To understand leaves, you should have a passing knowledge of the blades and how they are attached to stems and the leaf (its shape, margins, divisions, and surfaces).

Leaf blades can be opposite each other on the stem--"alternate" (not opposite), or "whorled" (from a single point). If they don't come from the stem, but from the base of the plant, they are "basal." They may be attached to the stem with short stems called "petioles." If directly attached to stems with no petioles, they are "sessile." You can check out other terms for the bases of leaves and tips in garden encyclopedias or even on the Internet under glossaries of botanical terms.

Leaf shape is probably the most noticeable and important trait for gardeners, and there are many shapes and terms. The main terms you may see include "linear"--narrow, the same width throughout; "oblong"--two to three times as long as wide with parallel sides; or "elliptic"--broadest in the middle with tapering ends like a football.

If broadest below the middle, toward the leaf base or part attached to the stem, the leaf is lance-shaped or "lanceolate." If just the opposite, then "oblanceolate." The same applies to egg-shaped or "ovate," and "obovate." The meaning of other terms are easy to guess--"orbicular" meaning circular, "spatulate" as in spoon-shaped (like a kitchen spatula), and "reniform" or kidney-shaped.

Margins or edges of leaves can be smooth, curved downward, or rolled inward--"revolute," wavy or "sinuate," hairy or "ciliate," or toothed with various indentations. If these "teeth" on leaf margins are broad and rounded, the leaf is "crenate;" pointed outward as steps--"dentate;" sharply cut--"serrate;" and deeply cut and irregular--"incised."

Many garden flowers have entire leaves with no divisions. But if divided, they are called "compound." Divisions that branch off, like with spider flower (Cleome), Astilbe, or marigold, are called "pinnate." Leaf divisions arising from the same point, or "palmate," are less common in garden flowers.

Finally, you need to know about the leaf surfaces--"glabrous" or smooth, "glaucous" or waxy (often white or blue color), and hairy.

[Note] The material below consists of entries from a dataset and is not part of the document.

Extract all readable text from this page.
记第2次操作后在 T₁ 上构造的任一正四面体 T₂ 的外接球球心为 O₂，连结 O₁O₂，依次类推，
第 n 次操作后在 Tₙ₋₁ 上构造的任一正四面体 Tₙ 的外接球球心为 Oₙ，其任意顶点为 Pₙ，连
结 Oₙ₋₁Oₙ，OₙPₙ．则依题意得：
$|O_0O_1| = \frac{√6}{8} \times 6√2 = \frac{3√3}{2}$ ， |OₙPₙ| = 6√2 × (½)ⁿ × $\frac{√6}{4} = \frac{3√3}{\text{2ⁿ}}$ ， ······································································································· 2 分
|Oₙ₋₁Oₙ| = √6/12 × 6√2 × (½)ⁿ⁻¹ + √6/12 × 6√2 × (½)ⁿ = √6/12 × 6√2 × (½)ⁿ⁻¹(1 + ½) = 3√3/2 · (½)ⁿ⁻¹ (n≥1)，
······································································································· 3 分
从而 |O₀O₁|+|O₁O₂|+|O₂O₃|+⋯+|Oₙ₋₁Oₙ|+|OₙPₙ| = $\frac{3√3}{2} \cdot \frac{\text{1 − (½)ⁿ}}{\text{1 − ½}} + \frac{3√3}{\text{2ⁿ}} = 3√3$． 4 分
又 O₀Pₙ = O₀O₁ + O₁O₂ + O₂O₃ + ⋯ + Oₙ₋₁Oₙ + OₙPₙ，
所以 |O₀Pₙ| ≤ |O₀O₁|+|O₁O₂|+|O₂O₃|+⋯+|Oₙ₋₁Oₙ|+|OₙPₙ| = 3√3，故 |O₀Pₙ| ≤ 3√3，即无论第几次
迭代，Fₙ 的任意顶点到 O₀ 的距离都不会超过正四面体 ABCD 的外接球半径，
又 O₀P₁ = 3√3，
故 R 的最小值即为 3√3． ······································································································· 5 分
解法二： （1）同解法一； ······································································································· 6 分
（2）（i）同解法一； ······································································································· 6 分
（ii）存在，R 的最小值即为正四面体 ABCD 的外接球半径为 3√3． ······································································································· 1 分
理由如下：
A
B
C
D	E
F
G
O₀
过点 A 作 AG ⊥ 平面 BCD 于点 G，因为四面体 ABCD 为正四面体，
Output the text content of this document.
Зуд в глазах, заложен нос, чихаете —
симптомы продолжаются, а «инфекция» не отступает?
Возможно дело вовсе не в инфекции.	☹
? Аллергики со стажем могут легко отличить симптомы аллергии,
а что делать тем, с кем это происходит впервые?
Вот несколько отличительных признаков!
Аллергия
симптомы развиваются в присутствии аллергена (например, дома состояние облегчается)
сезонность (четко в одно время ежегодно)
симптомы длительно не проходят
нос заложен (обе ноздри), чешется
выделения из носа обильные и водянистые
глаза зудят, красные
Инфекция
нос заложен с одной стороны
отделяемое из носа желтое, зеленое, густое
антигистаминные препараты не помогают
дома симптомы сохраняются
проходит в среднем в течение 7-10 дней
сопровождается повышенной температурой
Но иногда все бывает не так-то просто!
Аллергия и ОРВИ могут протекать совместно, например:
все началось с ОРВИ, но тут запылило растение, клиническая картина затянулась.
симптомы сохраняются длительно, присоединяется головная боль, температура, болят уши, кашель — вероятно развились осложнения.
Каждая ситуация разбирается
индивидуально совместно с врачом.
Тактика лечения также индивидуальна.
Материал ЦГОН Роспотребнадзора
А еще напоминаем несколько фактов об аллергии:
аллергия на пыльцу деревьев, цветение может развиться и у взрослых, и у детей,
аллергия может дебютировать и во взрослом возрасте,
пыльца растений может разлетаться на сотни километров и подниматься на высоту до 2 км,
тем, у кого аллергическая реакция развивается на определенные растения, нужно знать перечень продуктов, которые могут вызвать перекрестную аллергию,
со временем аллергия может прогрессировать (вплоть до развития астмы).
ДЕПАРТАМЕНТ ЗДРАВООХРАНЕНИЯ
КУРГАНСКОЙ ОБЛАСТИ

Hairy leaves are sometimes referred to in other terms, depending on length and types of hairs. It's enough for most gardeners just to recognize that terms like "pubescent," "rugose" or "tomentose," refer to hairs on the leaf surfaces. These hairs may help leaves resist droughts or attacks from insects and diseases.

Reread this article, learn these terms, and you'll feel much more comfortable when reading descriptions of garden flowers. You'll be able to read the more advanced books on flowers and not feel lost when talking with garden professionals who use these terms as a matter of speech.

Look at your garden flowers this season and try to find some examples of each term. This way you'll really make them your own. Practice using them, as you would new words in any language, and not only will it help you learn them, but you'll undoubtedly impress your gardening neighbors, too!